THe only thing you can do different is that you can code all the DLLS in other .NET languages so you can use a C# DLL in a vb.net project. You cant use a C sharp class csharp.cs in a vb project.
:)
another thing:
let's say I have 2 classes with the exact same functionality, one written in C# one in VB.NET. And let's assume they have the same performance
if I create a DLL of the C# class, would the vb.net class be any faster than the C# dll when using in a vb.net project?
They are the same.
All .NET languages are of the same level of citizenship in .NET Platform country.

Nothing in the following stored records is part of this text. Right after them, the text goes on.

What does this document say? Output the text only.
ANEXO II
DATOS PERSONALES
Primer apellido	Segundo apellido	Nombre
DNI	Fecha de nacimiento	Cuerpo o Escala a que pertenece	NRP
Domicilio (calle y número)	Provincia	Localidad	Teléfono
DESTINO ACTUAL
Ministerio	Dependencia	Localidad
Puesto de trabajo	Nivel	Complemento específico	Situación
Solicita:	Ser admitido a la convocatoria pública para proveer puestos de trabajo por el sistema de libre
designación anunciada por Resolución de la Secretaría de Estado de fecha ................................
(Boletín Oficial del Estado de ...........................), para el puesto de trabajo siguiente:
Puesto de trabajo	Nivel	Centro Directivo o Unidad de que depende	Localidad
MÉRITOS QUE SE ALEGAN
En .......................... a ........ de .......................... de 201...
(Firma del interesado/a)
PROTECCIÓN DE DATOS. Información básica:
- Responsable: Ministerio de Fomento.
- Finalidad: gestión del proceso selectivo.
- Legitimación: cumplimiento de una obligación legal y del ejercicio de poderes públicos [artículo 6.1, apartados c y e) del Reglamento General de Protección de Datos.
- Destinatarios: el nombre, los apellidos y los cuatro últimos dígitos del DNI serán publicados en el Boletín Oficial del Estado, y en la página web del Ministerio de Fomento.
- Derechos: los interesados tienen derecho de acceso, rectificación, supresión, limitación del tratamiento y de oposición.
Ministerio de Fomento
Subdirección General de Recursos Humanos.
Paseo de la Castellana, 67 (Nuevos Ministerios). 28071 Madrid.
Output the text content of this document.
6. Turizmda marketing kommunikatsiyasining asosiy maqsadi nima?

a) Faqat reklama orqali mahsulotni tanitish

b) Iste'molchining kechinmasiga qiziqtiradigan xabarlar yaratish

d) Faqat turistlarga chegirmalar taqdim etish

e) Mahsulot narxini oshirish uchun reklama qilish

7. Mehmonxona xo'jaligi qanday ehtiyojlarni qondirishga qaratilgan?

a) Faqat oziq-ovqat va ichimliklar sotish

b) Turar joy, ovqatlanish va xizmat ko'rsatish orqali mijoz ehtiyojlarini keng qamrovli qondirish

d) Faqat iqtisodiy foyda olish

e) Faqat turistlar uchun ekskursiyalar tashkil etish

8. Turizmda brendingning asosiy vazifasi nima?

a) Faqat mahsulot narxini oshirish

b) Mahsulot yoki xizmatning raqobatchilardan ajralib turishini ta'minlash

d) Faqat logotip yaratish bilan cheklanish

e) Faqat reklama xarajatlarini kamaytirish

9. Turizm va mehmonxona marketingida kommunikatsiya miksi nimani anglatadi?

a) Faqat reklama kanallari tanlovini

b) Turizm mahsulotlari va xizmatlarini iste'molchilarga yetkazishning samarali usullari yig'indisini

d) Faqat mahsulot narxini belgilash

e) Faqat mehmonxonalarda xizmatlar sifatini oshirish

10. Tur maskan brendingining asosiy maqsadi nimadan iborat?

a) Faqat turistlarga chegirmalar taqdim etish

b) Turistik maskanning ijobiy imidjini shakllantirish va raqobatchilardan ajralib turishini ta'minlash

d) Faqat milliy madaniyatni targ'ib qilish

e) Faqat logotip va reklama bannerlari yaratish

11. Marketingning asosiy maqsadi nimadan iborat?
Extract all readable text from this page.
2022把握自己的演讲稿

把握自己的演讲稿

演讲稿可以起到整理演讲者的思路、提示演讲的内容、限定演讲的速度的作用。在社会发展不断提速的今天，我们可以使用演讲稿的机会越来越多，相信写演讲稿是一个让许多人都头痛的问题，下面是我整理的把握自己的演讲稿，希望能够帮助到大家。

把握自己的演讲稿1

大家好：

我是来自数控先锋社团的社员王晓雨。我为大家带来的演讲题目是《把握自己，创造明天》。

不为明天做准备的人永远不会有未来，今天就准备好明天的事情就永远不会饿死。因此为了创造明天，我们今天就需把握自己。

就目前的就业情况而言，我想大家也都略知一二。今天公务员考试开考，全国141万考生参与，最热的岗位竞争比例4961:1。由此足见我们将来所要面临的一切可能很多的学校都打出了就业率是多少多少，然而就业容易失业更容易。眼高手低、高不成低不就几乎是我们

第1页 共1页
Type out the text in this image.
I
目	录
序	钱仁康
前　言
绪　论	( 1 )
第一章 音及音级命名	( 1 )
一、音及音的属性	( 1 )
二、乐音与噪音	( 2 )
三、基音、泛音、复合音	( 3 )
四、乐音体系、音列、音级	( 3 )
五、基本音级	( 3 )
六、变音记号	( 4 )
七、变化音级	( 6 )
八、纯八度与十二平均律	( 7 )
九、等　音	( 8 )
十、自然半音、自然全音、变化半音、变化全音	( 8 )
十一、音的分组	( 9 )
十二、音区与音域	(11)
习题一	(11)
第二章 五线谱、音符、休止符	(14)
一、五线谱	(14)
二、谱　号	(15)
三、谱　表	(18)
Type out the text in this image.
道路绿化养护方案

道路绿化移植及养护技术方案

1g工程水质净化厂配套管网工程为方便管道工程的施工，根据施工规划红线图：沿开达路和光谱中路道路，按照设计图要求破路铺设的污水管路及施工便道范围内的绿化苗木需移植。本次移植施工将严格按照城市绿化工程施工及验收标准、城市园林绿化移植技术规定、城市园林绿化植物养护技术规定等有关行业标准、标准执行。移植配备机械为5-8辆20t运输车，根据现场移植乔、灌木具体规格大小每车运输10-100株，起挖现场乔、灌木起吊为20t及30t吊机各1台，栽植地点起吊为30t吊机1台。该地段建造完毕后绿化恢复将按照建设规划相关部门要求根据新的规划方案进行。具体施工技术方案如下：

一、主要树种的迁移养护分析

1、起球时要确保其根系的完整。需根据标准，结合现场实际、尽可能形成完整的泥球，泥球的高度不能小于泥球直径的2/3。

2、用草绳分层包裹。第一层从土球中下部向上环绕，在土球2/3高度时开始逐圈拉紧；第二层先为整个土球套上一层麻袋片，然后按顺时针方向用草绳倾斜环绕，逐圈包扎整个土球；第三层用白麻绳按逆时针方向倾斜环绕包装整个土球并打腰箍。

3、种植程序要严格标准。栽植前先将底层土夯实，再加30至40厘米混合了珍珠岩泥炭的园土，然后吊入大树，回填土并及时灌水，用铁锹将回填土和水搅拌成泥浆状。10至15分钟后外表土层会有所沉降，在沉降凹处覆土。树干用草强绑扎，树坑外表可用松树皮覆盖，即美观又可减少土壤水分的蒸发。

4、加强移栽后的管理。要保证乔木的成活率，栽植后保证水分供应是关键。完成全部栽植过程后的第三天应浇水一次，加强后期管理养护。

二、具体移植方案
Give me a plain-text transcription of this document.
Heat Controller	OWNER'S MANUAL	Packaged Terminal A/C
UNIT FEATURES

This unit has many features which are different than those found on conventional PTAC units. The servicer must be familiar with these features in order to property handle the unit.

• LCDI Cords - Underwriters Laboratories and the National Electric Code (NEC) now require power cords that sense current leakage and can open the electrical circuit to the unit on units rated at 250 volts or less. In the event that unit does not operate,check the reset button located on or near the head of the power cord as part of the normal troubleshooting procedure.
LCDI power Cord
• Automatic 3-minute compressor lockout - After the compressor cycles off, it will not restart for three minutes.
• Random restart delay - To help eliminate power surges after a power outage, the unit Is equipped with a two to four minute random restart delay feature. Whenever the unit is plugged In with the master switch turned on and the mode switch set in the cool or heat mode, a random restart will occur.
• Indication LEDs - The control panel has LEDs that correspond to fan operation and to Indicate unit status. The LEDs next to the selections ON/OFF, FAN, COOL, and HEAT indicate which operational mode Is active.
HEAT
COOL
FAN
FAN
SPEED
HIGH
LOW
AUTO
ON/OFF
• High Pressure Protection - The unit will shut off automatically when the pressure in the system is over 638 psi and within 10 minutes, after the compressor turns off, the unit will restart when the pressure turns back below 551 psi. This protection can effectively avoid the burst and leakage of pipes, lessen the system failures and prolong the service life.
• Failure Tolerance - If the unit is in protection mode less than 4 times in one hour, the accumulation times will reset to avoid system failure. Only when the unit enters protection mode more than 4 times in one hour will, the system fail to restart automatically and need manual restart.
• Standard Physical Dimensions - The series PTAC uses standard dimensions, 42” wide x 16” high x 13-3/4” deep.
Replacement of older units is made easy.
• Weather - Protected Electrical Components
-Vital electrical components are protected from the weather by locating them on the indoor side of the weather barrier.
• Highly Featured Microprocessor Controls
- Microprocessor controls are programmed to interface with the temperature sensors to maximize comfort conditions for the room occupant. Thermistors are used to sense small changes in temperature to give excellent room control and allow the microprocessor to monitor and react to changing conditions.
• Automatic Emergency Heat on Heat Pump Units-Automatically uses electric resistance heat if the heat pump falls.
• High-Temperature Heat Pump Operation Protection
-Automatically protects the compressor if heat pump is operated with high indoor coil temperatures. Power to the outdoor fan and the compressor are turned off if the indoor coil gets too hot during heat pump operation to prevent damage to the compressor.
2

They ALL compiled to Microsoft Intermediate Language (MSIL) which is then JIT Compiled to native machine code to be executed.
Just to add, no there would be no difference. (unless one is optimized better in code, but you said equal)
tnx everyone:) just one more question:D
if I have like 50 dlls (I dont!), would it take longer just to load those dlls when the program starts?
Unlike VB6 I think .NET doesn't load the whole dll in and only loads the parts it needs when it does. Although I'm not sure on that.
Edneeis is right.
There is no difference.
thank you :)!!!
oh really nice...was looking for info about ths..but...loading a dll shouldn't slow up everything?
ahem ahem, they said "no" :)Quote:
Originally posted by PT Exorcist
oh really nice...was looking for info about ths..but...loading a dll shouldn't slow up everything?